Building on this stochastic constructive, the second contribution is an evolutionary algorithm (EA) that uses the randomized heuristic as its individual‑generation engine. An initial population of a predetermined size is created by running the multi‑start heuristic with different seeds. Selection is performed via tournament selection, and crossover employs an order‑based operator that swaps subsequences of the item insertion order between two parents. Two mutation operators are defined: (i) a simple sequence mutation that reshuffles a portion of the insertion order, and (ii) a “guillotine‑aware” mutation that modifies the cut structure of an existing packing (e.g., re‑cutting a region or moving a single item to another bin) while preserving feasibility. Fitness is measured primarily by the number of bins used, with a secondary penalty for unused area. Elitism guarantees that the best solutions survive to the next generation.
The experimental campaign uses the classic benchmark classes A–E from the literature and several large‑scale instances (100–500 items) that have been introduced in recent studies. For each instance, the authors run 30 independent trials of their algorithms and compare against four reference methods: the deterministic version of the one‑pass heuristic, a Tabu Search, a hybrid Genetic Algorithm, and a state‑of‑the‑art Lagrangian‑relaxation approach. Performance metrics include average bins used, optimality gap, and CPU time.
Results show that the randomized multi‑start heuristic alone improves over the deterministic counterpart by an average of 4.2 % in bin count. When embedded in the EA, the average improvement rises to 9.7 % across all benchmark sets. Notably, on four previously unsolved instances (two from class D with 200 items and two large 300‑item cases), the EA discovers the optimal solution, thereby establishing new best‑known values in the literature. Although the EA requires roughly 1.5× more runtime than the deterministic heuristic, the absolute times remain acceptable for modern multi‑core hardware.
Key insights derived from the study are: (1) injecting randomness into a single‑pass constructive dramatically expands the search space without sacrificing feasibility; (2) using such a stochastic constructor as the individual generator in an evolutionary framework yields a highly diverse initial population, which accelerates convergence and improves final solution quality; (3) mutation operators that respect the guillotine structure are essential for maintaining feasibility while still allowing exploration of novel packings; and (4) the overall approach remains relatively simple to implement and tune, making it attractive for practical deployment.

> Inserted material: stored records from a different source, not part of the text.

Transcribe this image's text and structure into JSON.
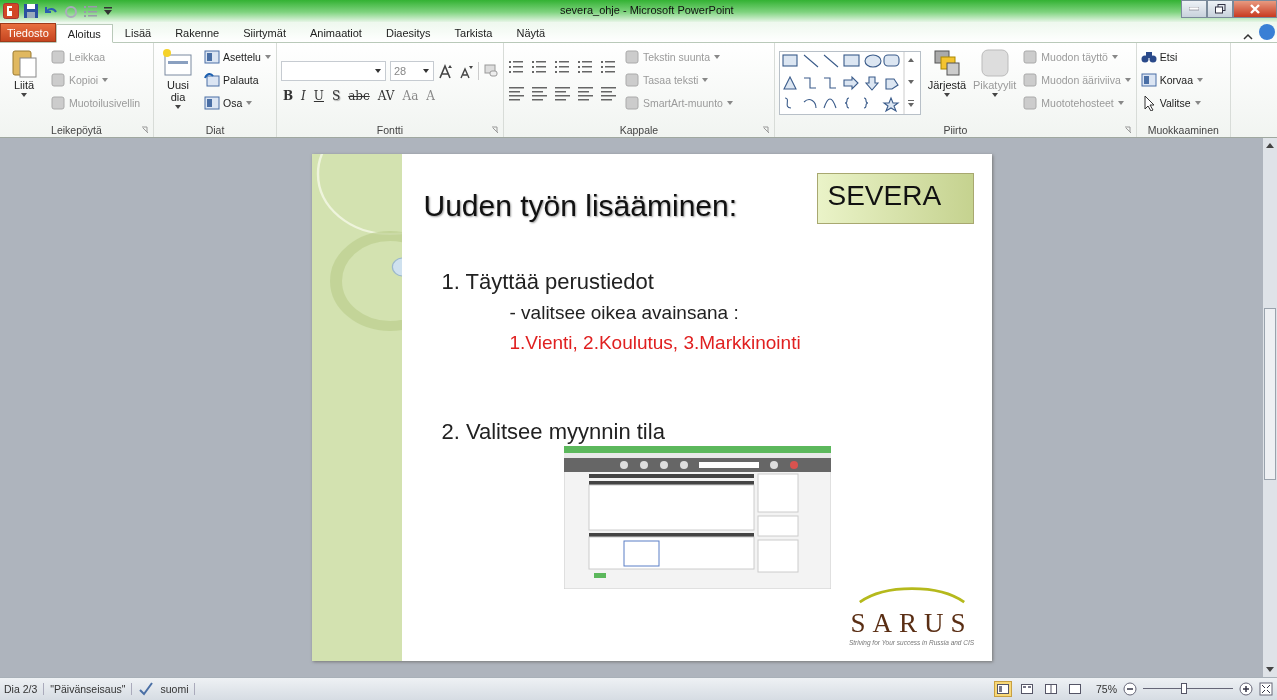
{
  "window": {
    "title": "severa_ohje - Microsoft PowerPoint"
  },
  "tabs": [
    {
      "label": "Tiedosto",
      "kind": "file",
      "selected": false
    },
    {
      "label": "Aloitus",
      "kind": "tab",
      "selected": true
    },
    {
      "label": "Lisää",
      "kind": "tab",
      "selected": false
    },
    {
      "label": "Rakenne",
      "kind": "tab",
      "selected": false
    },
    {
      "label": "Siirtymät",
      "kind": "tab",
      "selected": false
    },
    {
      "label": "Animaatiot",
      "kind": "tab",
      "selected": false
    },
    {
      "label": "Diaesitys",
      "kind": "tab",
      "selected": false
    },
    {
      "label": "Tarkista",
      "kind": "tab",
      "selected": false
    },
    {
      "label": "Näytä",
      "kind": "tab",
      "selected": false
    }
  ],
  "ribbon": {
    "groups": [
      {
        "label": "Leikepöytä",
        "kind": "standard",
        "large": [
          {
            "label": "Liitä",
            "dropdown": true,
            "disabled": false
          }
        ],
        "small": [
          {
            "label": "Leikkaa",
            "dropdown": false,
            "disabled": true
          },
          {
            "label": "Kopioi",
            "dropdown": true,
            "disabled": true
          },
          {
            "label": "Muotoilusivellin",
            "dropdown": false,
            "disabled": true
          }
        ]
      },
      {
        "label": "Diat",
        "kind": "standard",
        "large": [
          {
            "label": "Uusi dia",
            "dropdown": true,
            "disabled": false
          }
        ],
        "small": [
          {
            "label": "Asettelu",
            "dropdown": true,
            "disabled": false
          },
          {
            "label": "Palauta",
            "dropdown": false,
            "disabled": false
          },
          {
            "label": "Osa",
            "dropdown": true,
            "disabled": false
          }
        ]
      },
      {
        "label": "Fontti",
        "kind": "font",
        "font_size": "28",
        "format_buttons": [
          "B",
          "I",
          "U",
          "S",
          "abc",
          "AV",
          "Aa",
          "A"
        ]
      },
      {
        "label": "Kappale",
        "kind": "paragraph",
        "small": [
          {
            "label": "Tekstin suunta",
            "dropdown": true,
            "disabled": true
          },
          {
            "label": "Tasaa teksti",
            "dropdown": true,
            "disabled": true
          },
          {
            "label": "SmartArt-muunto",
            "dropdown": true,
            "disabled": true
          }
        ]
      },
      {
        "label": "Piirto",
        "kind": "drawing",
        "large": [
          {
            "label": "Järjestä",
            "dropdown": true,
            "disabled": false
          },
          {
            "label": "Pikatyylit",
            "dropdown": true,
            "disabled": true
          }
        ],
        "small": [
          {
            "label": "Muodon täyttö",
            "dropdown": true,
            "disabled": true
          },
          {
            "label": "Muodon ääriviiva",
            "dropdown": true,
            "disabled": true
          },
          {
            "label": "Muototehosteet",
            "dropdown": true,
            "disabled": true
          }
        ]
      },
      {
        "label": "Muokkaaminen",
        "kind": "standard",
        "small": [
          {
            "label": "Etsi",
            "dropdown": false,
            "disabled": false
          },
          {
            "label": "Korvaa",
            "dropdown": true,
            "disabled": false
          },
          {
            "label": "Valitse",
            "dropdown": true,
            "disabled": false
          }
        ]
      }
    ]
  },
  "slide": {
    "title": "Uuden työn lisääminen:",
    "badge": "SEVERA",
    "steps": [
      {
        "text": "1. Täyttää perustiedot",
        "sub": [
          {
            "text": "- valitsee oikea avainsana :",
            "kind": "plain"
          },
          {
            "text": "1.Vienti, 2.Koulutus, 3.Markkinointi",
            "kind": "highlight"
          }
        ]
      },
      {
        "text": "2. Valitsee myynnin tila"
      }
    ],
    "logo": {
      "name": "SARUS",
      "tagline": "Striving for Your success in Russia and CIS"
    }
  },
  "status_bar": {
    "slide": "Dia 2/3",
    "theme": "\"Päivänseisaus\"",
    "language": "suomi",
    "zoom": "75%",
    "zoom_slider": {
      "level": 0.45
    },
    "views": [
      {
        "selected": true
      },
      {
        "selected": false
      },
      {
        "selected": false
      },
      {
        "selected": false
      }
    ]
  }
}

The authors conclude by acknowledging limitations: the current work assumes fixed orientation (no rotation) and two‑dimensional geometry. Future research directions include extending the methodology to allow item rotation, handling three‑dimensional guillotine cutting, integrating reinforcement‑learning policies for the random selection step, and exploiting GPU parallelism to further speed up the evaluation of large populations. In summary, the paper presents a compelling combination of probabilistic constructive heuristics and evolutionary search that sets a new performance benchmark for oriented 2D bin packing under free guillotine cutting.